I've slept now. It makes such an unbelievable difference. I removed the post I made yesterday morning just before I got ready to go to my highly anticipated job interview in Charleston. I just get so excited, nervous, and anxious before interviews, tests, competitions, performances, whatever. I never sleep the night before the big day. I can't. My brain unhinges and my mind goes nearly psychotic and hyperactive.
The interview went fairly well. It was obvious I didn't know a whole lot about the organization, but I was completely upfront and honest about that. The job posting was confidential and I didn't even know who had placed it until they called to set up the interview. I had time to do some research and I probably should have. But, that all depends on just how much importance they place in organizational participation and awareness. On the other hand, I've got job knowledge and experience in the bag. I can do this job and I can do it very well. I have, actually, in a federal capacity. Working for the state might be a little different, but not much.

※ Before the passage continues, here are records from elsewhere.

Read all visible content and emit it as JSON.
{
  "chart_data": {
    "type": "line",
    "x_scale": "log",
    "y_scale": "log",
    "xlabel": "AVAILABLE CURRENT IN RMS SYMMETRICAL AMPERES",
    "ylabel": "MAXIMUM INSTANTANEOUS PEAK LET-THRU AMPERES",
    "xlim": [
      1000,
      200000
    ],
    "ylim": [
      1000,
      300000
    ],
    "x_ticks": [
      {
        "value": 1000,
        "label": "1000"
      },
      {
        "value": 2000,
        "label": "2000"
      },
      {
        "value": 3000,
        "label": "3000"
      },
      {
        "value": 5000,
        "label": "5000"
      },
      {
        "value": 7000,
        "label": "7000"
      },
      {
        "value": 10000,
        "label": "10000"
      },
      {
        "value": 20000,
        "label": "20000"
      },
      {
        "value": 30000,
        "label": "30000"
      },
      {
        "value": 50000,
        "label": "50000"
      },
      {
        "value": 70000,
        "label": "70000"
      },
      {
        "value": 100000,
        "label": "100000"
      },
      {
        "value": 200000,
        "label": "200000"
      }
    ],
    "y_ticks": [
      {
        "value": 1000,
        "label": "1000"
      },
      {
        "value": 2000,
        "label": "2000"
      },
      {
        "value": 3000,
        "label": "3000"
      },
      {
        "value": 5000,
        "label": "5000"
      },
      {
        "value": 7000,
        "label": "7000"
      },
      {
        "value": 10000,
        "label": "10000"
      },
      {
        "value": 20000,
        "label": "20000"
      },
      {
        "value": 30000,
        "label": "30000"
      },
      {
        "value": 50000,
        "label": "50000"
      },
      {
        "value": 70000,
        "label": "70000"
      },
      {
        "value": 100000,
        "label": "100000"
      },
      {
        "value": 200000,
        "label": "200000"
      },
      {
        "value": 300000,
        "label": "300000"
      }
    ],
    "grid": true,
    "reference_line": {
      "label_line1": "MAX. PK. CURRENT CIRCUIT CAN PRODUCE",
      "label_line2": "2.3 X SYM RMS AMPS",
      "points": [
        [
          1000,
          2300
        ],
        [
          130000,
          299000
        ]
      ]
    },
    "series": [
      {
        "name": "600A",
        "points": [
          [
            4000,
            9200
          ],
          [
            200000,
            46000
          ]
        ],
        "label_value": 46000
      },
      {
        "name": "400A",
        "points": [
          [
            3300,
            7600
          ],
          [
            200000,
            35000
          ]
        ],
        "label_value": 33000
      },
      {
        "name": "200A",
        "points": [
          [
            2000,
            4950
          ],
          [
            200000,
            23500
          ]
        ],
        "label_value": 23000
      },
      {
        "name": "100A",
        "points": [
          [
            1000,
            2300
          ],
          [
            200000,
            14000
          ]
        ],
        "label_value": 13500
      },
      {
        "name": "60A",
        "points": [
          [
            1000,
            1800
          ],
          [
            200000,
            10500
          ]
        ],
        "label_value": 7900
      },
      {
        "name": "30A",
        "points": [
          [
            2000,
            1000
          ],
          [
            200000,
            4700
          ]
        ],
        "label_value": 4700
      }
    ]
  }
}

One awkward thing about the interview: the woman who contacted me to schedule it had mentioned something about a physical being necessary. I've never really had a physical and wasn't entirely sure what she meant by "dress appropriately". I imagined that I would be directed to a physician and would have to disrobe to an unknown extent. The whole "turn your head and cough" thing. I had no problem with that and decided to dress to impress rather than worry about what "dress appropriately" might mean. Well, it turns out that I interpreted "physical" incorrectly. Basically, it was a physical wellness challenge that I was entirely over-dressed for. I was uncomfortable and barely able to move in the first place - which is usually a prerequisite for looking professional and polished - but I made the best of the sudden and very awkward situation they presented me with. Did I mention how awkward it was having three people watching me do various physical activities? It was. It was very awkward.
I like the job. It seems like a perfect fit for me. I would very much enjoy it if they decide to offer it to me. I would enjoy it more if they take into account previous experience and offer more than the starting salary to me. They mentioned that would be a consideration before approaching any of the candidates with a serious offer.